本作はミステリ好き垂涎の館の図と登場人物表(最初)、タイムテーブル(p206)が用意されています。
とはいえ本作独自のルールは小出しにされており、一度出たルールがどこにあるか確認するために私は少なくない付箋を使いました。
そこで単行本をこれから読む人へ薦めたいのが、ルール把握に詰まったら232ページ"のみ"を開けてしまうことです(電子書籍の場合のページ数は分かりません)。
ここに作中ルールが整理列挙されています。また上手いことに、そのページのみを読む分にはネタバレにもならないのです。ルールを小出しにしてサスペンスを煽っていく作風ではないため、文庫化の際には最初のページに載せてもいいかもしれません。

付け加えておくと、
・蛇が接続を断つことと人間から出ることは別物であること。すなわち憑依している人間を任意に殺して、死体に潜伏することも可能。
・蛇が人間から出るには口あるいは肛門から出るしかなくその際に出血すること。
この辺りもルールに加えても良いでしょう。ここは本作独自の「肉体の密室」トリックを考察する際に極めて重要な部分です(もちろんメイントリックではありませんのでネタバレではないです)。

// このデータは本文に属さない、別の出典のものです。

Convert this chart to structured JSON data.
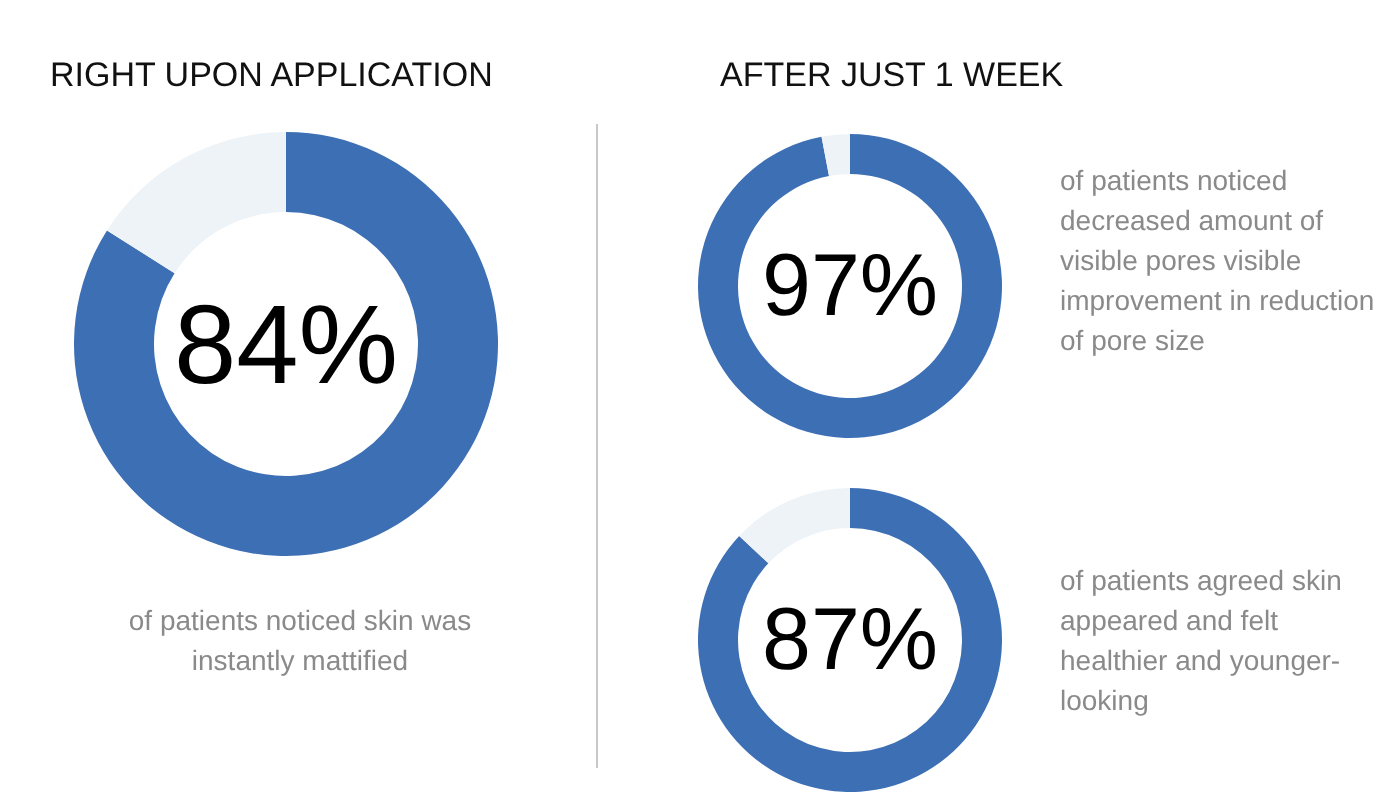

さてこれらのルールを受け入れてしまえば、本作は特殊設定パズラーの傑作といえます。全くの盲点にあったシンプルなトリックによって全ての説明がついてしまう謎。もちろん多重解決の面白さ、青春小説の側面もあり、存分に物語を楽しめました。本格ミステリベスト10にランクインすることは確実ではないでしょうか。過剰なエログロなどもなく、老若男女に薦められる傑作です。

余談ですが、蛇牢ゲームは深く考えず流し読み、「財団」はなんかすごい舞台装置程度の認識でよいと思います。